The modern view of conversions into Hinduism is influenced by the demise of caste system combined with the persistence of age old ideas of Sanathan Dharm. Hindus today continue to be influenced by historical ideas of acceptability of conversion. Hence, many Hindus continue to believe that Hinduism is an identity that can only be had from birth, while many others continue to believe that anyone who follows Hindu beliefs and practices is a Hindu, and many believe in some form of both theories. However, as a reaction to perceived and actual threat of evangelization, prozelyzation, and conversion activities of other major religions many modern Hindus are opposed to the idea of conversion from (any) one religion to (any) other per se.
Hindus in Western countries generally accept and welcome willing converts, whereas in India acceptance of willing converts is becoming more common. With the rise of Hindu Revivalist movements, reconversions into Hinduism have also picked up pace. Reconversions are well accepted since conversion out of Hinduism isn't recognized. Conversion into Hinduism through marriage is well accepted and often expected in order to enable the non-Hindu partner to fully participate in their spiritual, religious, and cultural roles within the larger Hindu family and society.

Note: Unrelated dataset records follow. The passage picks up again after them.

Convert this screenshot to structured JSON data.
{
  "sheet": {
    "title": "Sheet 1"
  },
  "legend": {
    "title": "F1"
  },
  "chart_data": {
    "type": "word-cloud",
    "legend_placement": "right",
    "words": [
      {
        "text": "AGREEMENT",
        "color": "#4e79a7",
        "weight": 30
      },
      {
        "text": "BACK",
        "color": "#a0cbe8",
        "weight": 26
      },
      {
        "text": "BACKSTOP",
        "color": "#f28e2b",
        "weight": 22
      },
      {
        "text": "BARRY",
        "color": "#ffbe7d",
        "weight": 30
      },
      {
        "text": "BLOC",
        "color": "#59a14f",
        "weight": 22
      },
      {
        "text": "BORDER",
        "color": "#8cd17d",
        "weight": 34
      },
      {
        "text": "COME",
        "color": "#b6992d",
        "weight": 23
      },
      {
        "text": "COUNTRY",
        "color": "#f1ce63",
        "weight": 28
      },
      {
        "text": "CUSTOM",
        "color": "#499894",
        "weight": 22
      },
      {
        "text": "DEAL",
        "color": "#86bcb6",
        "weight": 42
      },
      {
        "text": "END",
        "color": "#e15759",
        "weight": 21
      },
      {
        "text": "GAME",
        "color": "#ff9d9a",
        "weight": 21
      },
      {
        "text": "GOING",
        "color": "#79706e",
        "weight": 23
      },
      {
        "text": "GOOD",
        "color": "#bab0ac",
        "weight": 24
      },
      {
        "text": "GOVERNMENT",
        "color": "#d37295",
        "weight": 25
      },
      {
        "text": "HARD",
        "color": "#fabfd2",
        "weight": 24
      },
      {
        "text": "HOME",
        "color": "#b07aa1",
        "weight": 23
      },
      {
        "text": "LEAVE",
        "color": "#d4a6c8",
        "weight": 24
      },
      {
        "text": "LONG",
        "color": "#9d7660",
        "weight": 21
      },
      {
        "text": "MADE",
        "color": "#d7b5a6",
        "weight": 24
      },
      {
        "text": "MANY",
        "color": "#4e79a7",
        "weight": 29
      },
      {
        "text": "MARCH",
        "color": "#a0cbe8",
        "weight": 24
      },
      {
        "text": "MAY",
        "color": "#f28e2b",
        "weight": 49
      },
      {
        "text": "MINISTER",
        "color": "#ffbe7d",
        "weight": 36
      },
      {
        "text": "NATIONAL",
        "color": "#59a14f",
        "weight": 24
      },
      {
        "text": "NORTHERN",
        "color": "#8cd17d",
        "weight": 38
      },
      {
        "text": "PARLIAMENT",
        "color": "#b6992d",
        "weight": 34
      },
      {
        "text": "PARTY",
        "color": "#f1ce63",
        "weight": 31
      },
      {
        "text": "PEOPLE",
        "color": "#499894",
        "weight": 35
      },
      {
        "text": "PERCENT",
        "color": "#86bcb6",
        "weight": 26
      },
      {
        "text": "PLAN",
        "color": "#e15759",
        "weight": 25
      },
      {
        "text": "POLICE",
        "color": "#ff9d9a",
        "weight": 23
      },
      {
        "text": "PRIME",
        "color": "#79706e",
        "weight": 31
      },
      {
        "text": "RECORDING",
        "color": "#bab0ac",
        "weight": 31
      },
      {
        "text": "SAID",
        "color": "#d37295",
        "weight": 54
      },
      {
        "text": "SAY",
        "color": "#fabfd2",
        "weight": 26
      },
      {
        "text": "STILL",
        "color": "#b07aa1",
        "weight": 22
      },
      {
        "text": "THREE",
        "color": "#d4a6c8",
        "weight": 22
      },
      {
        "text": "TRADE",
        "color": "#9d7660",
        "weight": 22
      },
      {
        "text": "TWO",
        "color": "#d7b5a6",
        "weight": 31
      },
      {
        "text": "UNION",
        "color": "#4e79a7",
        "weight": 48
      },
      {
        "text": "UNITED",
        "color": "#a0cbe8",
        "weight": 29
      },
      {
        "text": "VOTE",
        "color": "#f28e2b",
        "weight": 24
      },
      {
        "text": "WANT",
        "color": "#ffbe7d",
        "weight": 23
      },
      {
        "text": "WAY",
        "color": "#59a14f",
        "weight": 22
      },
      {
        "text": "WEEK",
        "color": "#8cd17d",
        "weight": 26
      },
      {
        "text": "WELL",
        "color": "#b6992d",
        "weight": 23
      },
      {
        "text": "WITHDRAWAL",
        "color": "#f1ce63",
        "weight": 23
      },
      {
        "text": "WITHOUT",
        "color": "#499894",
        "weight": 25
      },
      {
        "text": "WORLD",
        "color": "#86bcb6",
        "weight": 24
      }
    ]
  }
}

There is no formal process for converting to Hinduism, although in many traditions a ritual called dīkshā ("initiation") marks the beginning of spiritual life after conversion and a ritual called suddhi ("purification") marks the return to spiritual life after reconversion. Most Hindu sects don't seek converts because they believe that the goals of spiritual life can be attained through any religion, as long as it's practiced sincerely. However, some Hindu sects and affiliates such as Vedanta Society, Arya Samaj, International Society for Krishna Consciousness, and the Self-Realization Fellowship accept those who have a desire to follow Hinduism.
In general, Hindu view of religious freedom isn't based on the freedom to proselytize, but the right to retain one’s religion and not be subject to proselyzation. Hindu leaders are advocating for changing the existing formulation of the freedom of religion clause in the Universal Declaration of Human Rights since it favors religions which proselytize.